Se così fosse sarebbe davvero grave: pare che la ragazza violentata in via San Pasquale a Chiaia abbia simulato il reato.

Dopo mesi di indagini, clamore e interesse di cronaca salta fuori la verità. Camilla è la donna che qualche tempo fa aveva denunciato uno stupro. In base ai suoi racconti sarebbero stati 3 gli uomini, di circa 25 anni, che l’avrebbero bloccata dinanzi ad un portone di via San Pasquale a Chiaia abusando di lei.

Lo stupro di San Pasquale a Chiaia: probabile simulazione di reato

Come riporta il quotidiano la Repubblica pare che le cose non siano andate esattamente così. Acquisendo le immagini dalle videocamere di sorveglianza della zona è emerso che nessun movimento strano, legato allo stupro, è stato registrato.
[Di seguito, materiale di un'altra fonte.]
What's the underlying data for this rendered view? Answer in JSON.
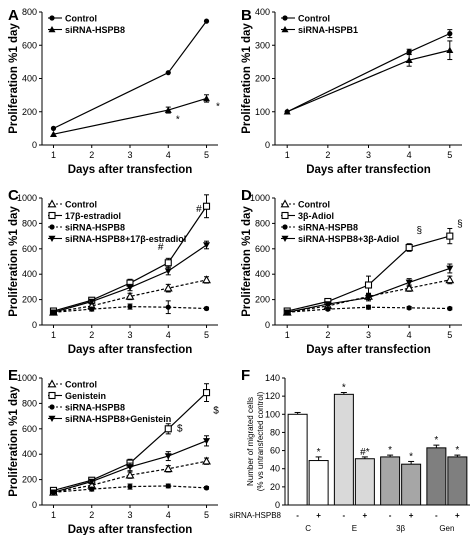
{
  "chart_data": [
    {
      "panel": "A",
      "type": "line",
      "x": [
        1,
        4,
        5
      ],
      "xlim": [
        0.7,
        5.3
      ],
      "ylim": [
        0,
        800
      ],
      "yticks": [
        0,
        200,
        400,
        600,
        800
      ],
      "xticks": [
        1,
        2,
        3,
        4,
        5
      ],
      "xlabel": "Days after transfection",
      "ylabel": "Proliferation %1 day",
      "series": [
        {
          "name": "Control",
          "marker": "circle",
          "dash": false,
          "values": [
            100,
            435,
            745
          ],
          "err": [
            0,
            0,
            0
          ]
        },
        {
          "name": "siRNA-HSPB8",
          "marker": "triangle",
          "dash": false,
          "values": [
            65,
            210,
            280
          ],
          "err": [
            0,
            18,
            22
          ]
        }
      ],
      "annotations": [
        {
          "x": 4.25,
          "y": 135,
          "text": "*"
        },
        {
          "x": 5.3,
          "y": 215,
          "text": "*"
        }
      ],
      "legend": "top-left"
    },
    {
      "panel": "B",
      "type": "line",
      "x": [
        1,
        4,
        5
      ],
      "xlim": [
        0.7,
        5.3
      ],
      "ylim": [
        0,
        400
      ],
      "yticks": [
        0,
        100,
        200,
        300,
        400
      ],
      "xticks": [
        1,
        2,
        3,
        4,
        5
      ],
      "xlabel": "Days after transfection",
      "ylabel": "Proliferation %1 day",
      "series": [
        {
          "name": "Control",
          "marker": "circle",
          "dash": false,
          "values": [
            100,
            280,
            335
          ],
          "err": [
            0,
            8,
            12
          ]
        },
        {
          "name": "siRNA-HSPB1",
          "marker": "triangle",
          "dash": false,
          "values": [
            100,
            255,
            285
          ],
          "err": [
            0,
            18,
            28
          ]
        }
      ],
      "annotations": [],
      "legend": "top-left"
    },
    {
      "panel": "C",
      "type": "line",
      "x": [
        1,
        2,
        3,
        4,
        5
      ],
      "xlim": [
        0.7,
        5.3
      ],
      "ylim": [
        0,
        1000
      ],
      "yticks": [
        0,
        200,
        400,
        600,
        800,
        1000
      ],
      "xticks": [
        1,
        2,
        3,
        4,
        5
      ],
      "xlabel": "Days after transfection",
      "ylabel": "Proliferation %1 day",
      "series": [
        {
          "name": "Control",
          "marker": "triangle-open",
          "dash": true,
          "values": [
            100,
            150,
            225,
            290,
            355
          ],
          "err": [
            10,
            15,
            25,
            30,
            25
          ]
        },
        {
          "name": "17β-estradiol",
          "marker": "square-open",
          "dash": false,
          "values": [
            110,
            195,
            330,
            490,
            935
          ],
          "err": [
            10,
            20,
            30,
            35,
            90
          ]
        },
        {
          "name": "siRNA-HSPB8",
          "marker": "circle",
          "dash": true,
          "values": [
            100,
            125,
            145,
            140,
            130
          ],
          "err": [
            10,
            15,
            20,
            50,
            10
          ]
        },
        {
          "name": "siRNA-HSPB8+17β-estradiol",
          "marker": "triangle-down",
          "dash": false,
          "values": [
            100,
            185,
            295,
            425,
            630
          ],
          "err": [
            10,
            15,
            25,
            30,
            30
          ]
        }
      ],
      "annotations": [
        {
          "x": 3.8,
          "y": 590,
          "text": "#"
        },
        {
          "x": 4.8,
          "y": 890,
          "text": "#"
        }
      ],
      "legend": "top-left"
    },
    {
      "panel": "D",
      "type": "line",
      "x": [
        1,
        2,
        3,
        4,
        5
      ],
      "xlim": [
        0.7,
        5.3
      ],
      "ylim": [
        0,
        1000
      ],
      "yticks": [
        0,
        200,
        400,
        600,
        800,
        1000
      ],
      "xticks": [
        1,
        2,
        3,
        4,
        5
      ],
      "xlabel": "Days after transfection",
      "ylabel": "Proliferation %1 day",
      "series": [
        {
          "name": "Control",
          "marker": "triangle-open",
          "dash": true,
          "values": [
            100,
            150,
            225,
            290,
            355
          ],
          "err": [
            10,
            15,
            25,
            25,
            30
          ]
        },
        {
          "name": "3β-Adiol",
          "marker": "square-open",
          "dash": false,
          "values": [
            110,
            185,
            315,
            610,
            700
          ],
          "err": [
            10,
            20,
            70,
            30,
            60
          ]
        },
        {
          "name": "siRNA-HSPB8",
          "marker": "circle",
          "dash": true,
          "values": [
            100,
            125,
            140,
            135,
            130
          ],
          "err": [
            10,
            10,
            15,
            10,
            10
          ]
        },
        {
          "name": "siRNA-HSPB8+3β-Adiol",
          "marker": "triangle-down",
          "dash": false,
          "values": [
            100,
            165,
            215,
            335,
            445
          ],
          "err": [
            10,
            15,
            25,
            30,
            35
          ]
        }
      ],
      "annotations": [
        {
          "x": 4.25,
          "y": 720,
          "text": "§"
        },
        {
          "x": 5.25,
          "y": 770,
          "text": "§"
        }
      ],
      "legend": "top-left"
    },
    {
      "panel": "E",
      "type": "line",
      "x": [
        1,
        2,
        3,
        4,
        5
      ],
      "xlim": [
        0.7,
        5.3
      ],
      "ylim": [
        0,
        1000
      ],
      "yticks": [
        0,
        200,
        400,
        600,
        800,
        1000
      ],
      "xticks": [
        1,
        2,
        3,
        4,
        5
      ],
      "xlabel": "Days after transfection",
      "ylabel": "Proliferation %1 day",
      "series": [
        {
          "name": "Control",
          "marker": "triangle-open",
          "dash": true,
          "values": [
            100,
            155,
            235,
            285,
            345
          ],
          "err": [
            10,
            15,
            25,
            25,
            25
          ]
        },
        {
          "name": "Genistein",
          "marker": "square-open",
          "dash": false,
          "values": [
            115,
            195,
            330,
            600,
            885
          ],
          "err": [
            10,
            20,
            30,
            40,
            70
          ]
        },
        {
          "name": "siRNA-HSPB8",
          "marker": "circle",
          "dash": true,
          "values": [
            100,
            125,
            145,
            150,
            135
          ],
          "err": [
            10,
            15,
            20,
            15,
            10
          ]
        },
        {
          "name": "siRNA-HSPB8+Genistein",
          "marker": "triangle-down",
          "dash": false,
          "values": [
            100,
            185,
            300,
            385,
            505
          ],
          "err": [
            10,
            15,
            30,
            35,
            40
          ]
        }
      ],
      "annotations": [
        {
          "x": 4.3,
          "y": 580,
          "text": "$"
        },
        {
          "x": 5.25,
          "y": 720,
          "text": "$"
        }
      ],
      "legend": "top-left"
    },
    {
      "panel": "F",
      "type": "bar",
      "ylim": [
        0,
        140
      ],
      "yticks": [
        0,
        20,
        40,
        60,
        80,
        100,
        120,
        140
      ],
      "ylabel": "Number of migrated cells\n(% vs untransfected control)",
      "row_label": "siRNA-HSPB8",
      "groups": [
        {
          "label": "C",
          "color": "#ffffff",
          "values": [
            100,
            49
          ],
          "err": [
            2,
            4
          ],
          "signs": [
            "-",
            "+"
          ],
          "marks": [
            "",
            "*"
          ]
        },
        {
          "label": "E",
          "color": "#d9d9d9",
          "values": [
            122,
            51
          ],
          "err": [
            2,
            2
          ],
          "signs": [
            "-",
            "+"
          ],
          "marks": [
            "*",
            "#*"
          ]
        },
        {
          "label": "3β",
          "color": "#a6a6a6",
          "values": [
            53,
            45
          ],
          "err": [
            2,
            3
          ],
          "signs": [
            "-",
            "+"
          ],
          "marks": [
            "*",
            "*"
          ]
        },
        {
          "label": "Gen",
          "color": "#7f7f7f",
          "values": [
            63,
            53
          ],
          "err": [
            3,
            2
          ],
          "signs": [
            "-",
            "+"
          ],
          "marks": [
            "*",
            "*"
          ]
        }
      ]
    }
  ]
}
A tradire la testimonianza della ragazza sono state proprio le sue parole, in questo caso scritte. Aveva infatti lasciato un biglietto alla proprietaria del B&B, il giorno in cui avrebbe subito la violenza, con su scritto: “Ho dimenticato di buttare la spazzatura. L’ho mollata vicino alla porta e poi l’ho lasciata lì“. Nel suo racconto agli inquirenti invece dichiara di essere stata violentata dopo aver gettato la spazzatura negli appositi cassonetti.